It is through work, says Meher Baba, that you come to purity. Work dedicated to God frees you from responsibility and binding, and by so doing you surrender to Him whom you serve for love. This leads automatically to love for all whom you serve. From Treasures from the Meher Baba Journals, July 1939 issue, article by Kitty Davy, “Come and See”, Part II, page 62.
Ego is the biggest single impediment. A sense of humor is one of the best tools. The disciples who lived with him used to say that when they reviewed who had stayed and who had left, the ones who had left had the least sense of humor. So it follows that if you wanted to stay the course, you had to be able to laugh off disappointments and get on with it.

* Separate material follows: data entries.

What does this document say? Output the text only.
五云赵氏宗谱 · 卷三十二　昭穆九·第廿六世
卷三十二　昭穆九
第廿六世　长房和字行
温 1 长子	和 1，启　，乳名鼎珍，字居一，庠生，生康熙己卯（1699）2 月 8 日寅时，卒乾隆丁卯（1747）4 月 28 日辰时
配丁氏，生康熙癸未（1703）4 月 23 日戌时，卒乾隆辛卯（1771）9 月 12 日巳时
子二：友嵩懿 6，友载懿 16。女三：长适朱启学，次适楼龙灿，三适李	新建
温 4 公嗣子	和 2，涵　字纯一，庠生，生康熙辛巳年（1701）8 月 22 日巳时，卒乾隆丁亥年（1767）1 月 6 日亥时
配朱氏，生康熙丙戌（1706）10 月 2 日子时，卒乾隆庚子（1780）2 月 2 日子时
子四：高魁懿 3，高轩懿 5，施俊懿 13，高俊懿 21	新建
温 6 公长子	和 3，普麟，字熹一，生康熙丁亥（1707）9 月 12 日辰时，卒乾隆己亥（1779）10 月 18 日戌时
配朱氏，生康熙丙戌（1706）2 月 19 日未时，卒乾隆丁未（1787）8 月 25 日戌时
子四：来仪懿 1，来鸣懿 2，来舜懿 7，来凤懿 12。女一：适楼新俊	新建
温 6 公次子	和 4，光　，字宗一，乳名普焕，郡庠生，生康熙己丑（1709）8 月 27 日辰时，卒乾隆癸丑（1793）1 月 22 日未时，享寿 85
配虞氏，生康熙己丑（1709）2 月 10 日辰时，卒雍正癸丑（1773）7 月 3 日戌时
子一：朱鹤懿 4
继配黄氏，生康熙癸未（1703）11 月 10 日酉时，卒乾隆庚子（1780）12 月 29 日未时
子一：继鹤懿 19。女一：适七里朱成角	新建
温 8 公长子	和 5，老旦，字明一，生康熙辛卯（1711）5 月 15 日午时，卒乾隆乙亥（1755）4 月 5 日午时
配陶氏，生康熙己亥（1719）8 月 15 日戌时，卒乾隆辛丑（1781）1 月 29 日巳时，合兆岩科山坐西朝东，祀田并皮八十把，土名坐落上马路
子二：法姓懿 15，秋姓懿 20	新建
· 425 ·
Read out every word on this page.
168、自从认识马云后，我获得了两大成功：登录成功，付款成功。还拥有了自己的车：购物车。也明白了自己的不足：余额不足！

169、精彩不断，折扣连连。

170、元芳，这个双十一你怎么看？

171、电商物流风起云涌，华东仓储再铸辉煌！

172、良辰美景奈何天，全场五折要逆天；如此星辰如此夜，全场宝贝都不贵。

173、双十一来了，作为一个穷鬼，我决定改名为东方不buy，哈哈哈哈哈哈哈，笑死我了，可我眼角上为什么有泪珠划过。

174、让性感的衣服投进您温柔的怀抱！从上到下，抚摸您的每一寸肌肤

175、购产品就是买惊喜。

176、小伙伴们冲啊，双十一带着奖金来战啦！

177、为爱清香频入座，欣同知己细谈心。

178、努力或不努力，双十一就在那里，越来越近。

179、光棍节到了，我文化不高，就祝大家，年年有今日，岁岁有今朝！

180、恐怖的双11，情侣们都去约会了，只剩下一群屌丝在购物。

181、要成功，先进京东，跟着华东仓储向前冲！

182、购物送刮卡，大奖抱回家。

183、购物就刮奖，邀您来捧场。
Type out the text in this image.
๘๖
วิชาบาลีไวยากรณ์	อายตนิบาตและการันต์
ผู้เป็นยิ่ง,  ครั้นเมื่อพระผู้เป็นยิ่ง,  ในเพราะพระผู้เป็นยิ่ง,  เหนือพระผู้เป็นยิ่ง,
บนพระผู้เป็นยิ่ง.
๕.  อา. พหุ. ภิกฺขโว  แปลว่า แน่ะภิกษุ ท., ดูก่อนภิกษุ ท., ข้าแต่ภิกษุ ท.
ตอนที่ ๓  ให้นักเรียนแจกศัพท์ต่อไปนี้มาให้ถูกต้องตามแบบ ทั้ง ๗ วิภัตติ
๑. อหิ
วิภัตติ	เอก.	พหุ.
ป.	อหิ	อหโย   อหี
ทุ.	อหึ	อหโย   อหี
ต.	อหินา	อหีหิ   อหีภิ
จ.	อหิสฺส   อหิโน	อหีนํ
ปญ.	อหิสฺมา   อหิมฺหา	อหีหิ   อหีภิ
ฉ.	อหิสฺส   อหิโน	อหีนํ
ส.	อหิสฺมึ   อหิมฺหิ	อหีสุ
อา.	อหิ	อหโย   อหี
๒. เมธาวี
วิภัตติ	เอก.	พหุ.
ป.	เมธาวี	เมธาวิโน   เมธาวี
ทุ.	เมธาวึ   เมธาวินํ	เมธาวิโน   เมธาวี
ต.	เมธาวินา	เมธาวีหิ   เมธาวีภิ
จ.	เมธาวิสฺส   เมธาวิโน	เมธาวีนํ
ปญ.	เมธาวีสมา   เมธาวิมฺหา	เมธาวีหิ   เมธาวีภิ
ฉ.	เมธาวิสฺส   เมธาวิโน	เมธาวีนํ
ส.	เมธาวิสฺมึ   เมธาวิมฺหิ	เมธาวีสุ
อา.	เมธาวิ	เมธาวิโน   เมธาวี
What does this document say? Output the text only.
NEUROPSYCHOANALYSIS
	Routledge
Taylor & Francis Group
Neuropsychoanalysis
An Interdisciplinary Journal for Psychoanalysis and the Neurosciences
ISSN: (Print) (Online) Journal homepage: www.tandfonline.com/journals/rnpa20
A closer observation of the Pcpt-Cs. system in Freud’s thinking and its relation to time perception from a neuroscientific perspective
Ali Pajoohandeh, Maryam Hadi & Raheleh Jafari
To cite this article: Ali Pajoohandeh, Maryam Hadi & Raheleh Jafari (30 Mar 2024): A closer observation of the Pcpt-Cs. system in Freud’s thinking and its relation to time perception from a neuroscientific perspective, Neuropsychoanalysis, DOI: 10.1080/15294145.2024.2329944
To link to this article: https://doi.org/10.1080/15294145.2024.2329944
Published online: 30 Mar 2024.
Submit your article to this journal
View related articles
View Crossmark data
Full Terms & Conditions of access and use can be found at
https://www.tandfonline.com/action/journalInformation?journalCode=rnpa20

Cheerfulness, if you have it or can cultivate it, is a big help. Meher Baba made it a condition of being his companion during his “New Life” phase, that a companion should show others the face of cheerfulness, so as not to transmit one’s bad moods when they affect one. This is difficult because it is easy for others to discern a forced or artificial smile.
Believing that you’re such an analytical person that you ought to be able to discern the truth by analysis is another pitfall, a power play by the ego. One disciple used to say about some statement a listener would make, “It is true, [brother or sister] but at the same time it isn’t the whole Truth.” Part of the problem here is that God is infinite, and the infinite contains contradictions. A logic in which either proposition X is true or its negation is true simply doesn’t work. That’s why all the Manichean ideology (“God is good,” “Satan is bad,” and so forth) is a misrepresentation. God is above and beyond all such simple analysis. The reason to be “good” or “bad” is much more subtle. (Discourses, 7th edition, online version, Part 1, ref. page 61 “Good and Evil”)
Think always of me, says Meher Baba, whatever you may be doing, and gradually it will be I doing everything through you. “I” the doer, not you; so what concern do you have with the result?